It's not at all easy in general. Suppose we have
f :: [!a] -> [a] f xs = xs
Does f run down the list, behind the scenes, evaluating each element?
No, because what [!a] means is List !a = ([] | !a : List !a). It does not mean ([] | !(!a : List !a)). Since the Cons thunks are not forced to HNF, the argument type [!a] should mean a lazy list with strict elements. So you would pay the extra expense in a function like length :: [!a] -> Int length [] = 0 length (_:xs) = succ (length xs)
That could be expensive. Would it make any difference if we wrote f :: [!a] -> [a], or f :: [a] -> [!a]? Or does the type mean that f *requires* a list with *already-evaluated* elements?
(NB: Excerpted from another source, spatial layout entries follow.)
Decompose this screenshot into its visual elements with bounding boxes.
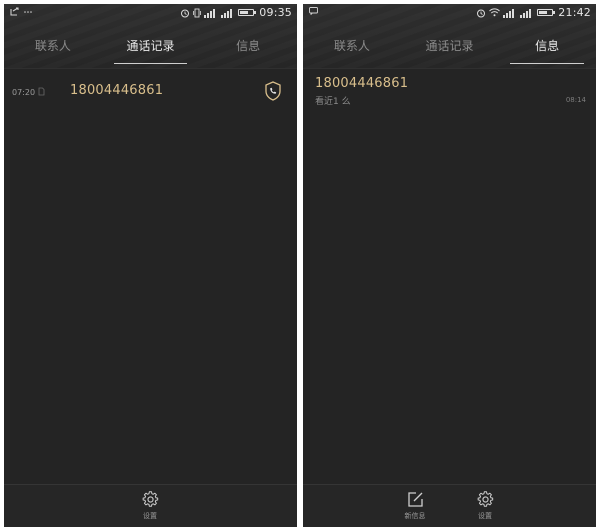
status-time: 21:42 (558, 6, 591, 19)
bottom-bar: 新信息 设置 (303, 484, 596, 527)
tab-bar: 联系人 通话记录 信息 (4, 32, 297, 66)
top-bar: 09:35 联系人 通话记录 信息 (4, 4, 297, 69)
two-phone-screenshots: 09:35 联系人 通话记录 信息 07:20 18004446861 设置 2… (0, 0, 600, 531)
gear-icon (142, 491, 158, 507)
message-preview: 看近1 么 (315, 97, 351, 107)
tab-call-log[interactable]: 通话记录 (401, 32, 499, 66)
shield-phone-icon[interactable] (264, 81, 282, 101)
notification-icon (10, 7, 19, 16)
alarm-icon (181, 9, 190, 17)
settings-label: 设置 (143, 512, 157, 520)
signal-2-icon (221, 8, 233, 18)
call-log-row[interactable]: 07:20 18004446861 (4, 74, 297, 114)
status-time: 09:35 (259, 6, 292, 19)
signal-2-icon (520, 8, 532, 18)
top-bar: 21:42 联系人 通话记录 信息 (303, 4, 596, 69)
tab-bar: 联系人 通话记录 信息 (303, 32, 596, 66)
tab-messages[interactable]: 信息 (199, 32, 297, 66)
sim-icon (38, 87, 45, 96)
message-date: 08:14 (565, 96, 586, 104)
battery-icon (238, 9, 257, 16)
tab-messages[interactable]: 信息 (498, 32, 596, 66)
alarm-icon (477, 9, 486, 17)
gear-icon (477, 491, 493, 507)
wifi-icon (489, 8, 501, 17)
call-number: 18004446861 (70, 83, 164, 98)
settings-label: 设置 (478, 512, 492, 520)
settings-button[interactable]: 设置 (130, 491, 170, 521)
phone-screen-messages: 21:42 联系人 通话记录 信息 18004446861 看近1 么 08:1… (303, 4, 596, 527)
message-thread-row[interactable]: 18004446861 看近1 么 08:14 (303, 74, 596, 116)
battery-icon (537, 9, 556, 16)
vibrate-icon (193, 8, 202, 17)
bottom-bar: 设置 (4, 484, 297, 527)
new-message-label: 新信息 (404, 512, 426, 520)
compose-icon (407, 492, 423, 507)
message-sender-number: 18004446861 (315, 76, 409, 91)
phone-screen-call-log: 09:35 联系人 通话记录 信息 07:20 18004446861 设置 (4, 4, 297, 527)
signal-1-icon (204, 8, 216, 18)
status-bar: 09:35 (4, 4, 297, 24)
more-icon (24, 11, 32, 13)
tab-contacts[interactable]: 联系人 (4, 32, 102, 66)
settings-button[interactable]: 设置 (465, 491, 505, 521)
tab-contacts[interactable]: 联系人 (303, 32, 401, 66)
tab-call-log[interactable]: 通话记录 (102, 32, 200, 66)
call-time: 07:20 (12, 88, 36, 97)
message-notification-icon (309, 7, 318, 15)
new-message-button[interactable]: 新信息 (395, 491, 435, 521)
signal-1-icon (503, 8, 515, 18)
status-bar: 21:42 (303, 4, 596, 24)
I don't see it as expensive: the function would do exactly what it's supposed to do, given its declaration. If the declared and inferred types don't match on strictness, the compiler should emit a warning that the declared function type is too strict. As for f :: [a] -> [!a] I'm not sure if this kind of declaration should be treated as a guarantee or an obligation. That is, I'm not sure if the compiler should report an error if the function definition does not actually return a list of elements in HNF, or if it should insert code to force each element to HNF. But I'm mostly concerned about data declarations. See, what bugs me is that it's allowed to declare data Maybe' a = Nothing' | Just' !a data List' a = Nil | Cons' !a (List' a) and then use those to declare data MaybeList1 a = [Maybe' a] data MaybeList2 a = List' (Maybe' a) But now the containers are incompatible mutually and incompatible with [Maybe a]. If strictness annotations were allowed not only at the top level, then [Maybe a], [Maybe !a], [!(Maybe a)], and [!(Maybe !a)] would all be compatible types. And the libraries wouldn't need to provide different version of functions for lazy and strict containers of the same kind.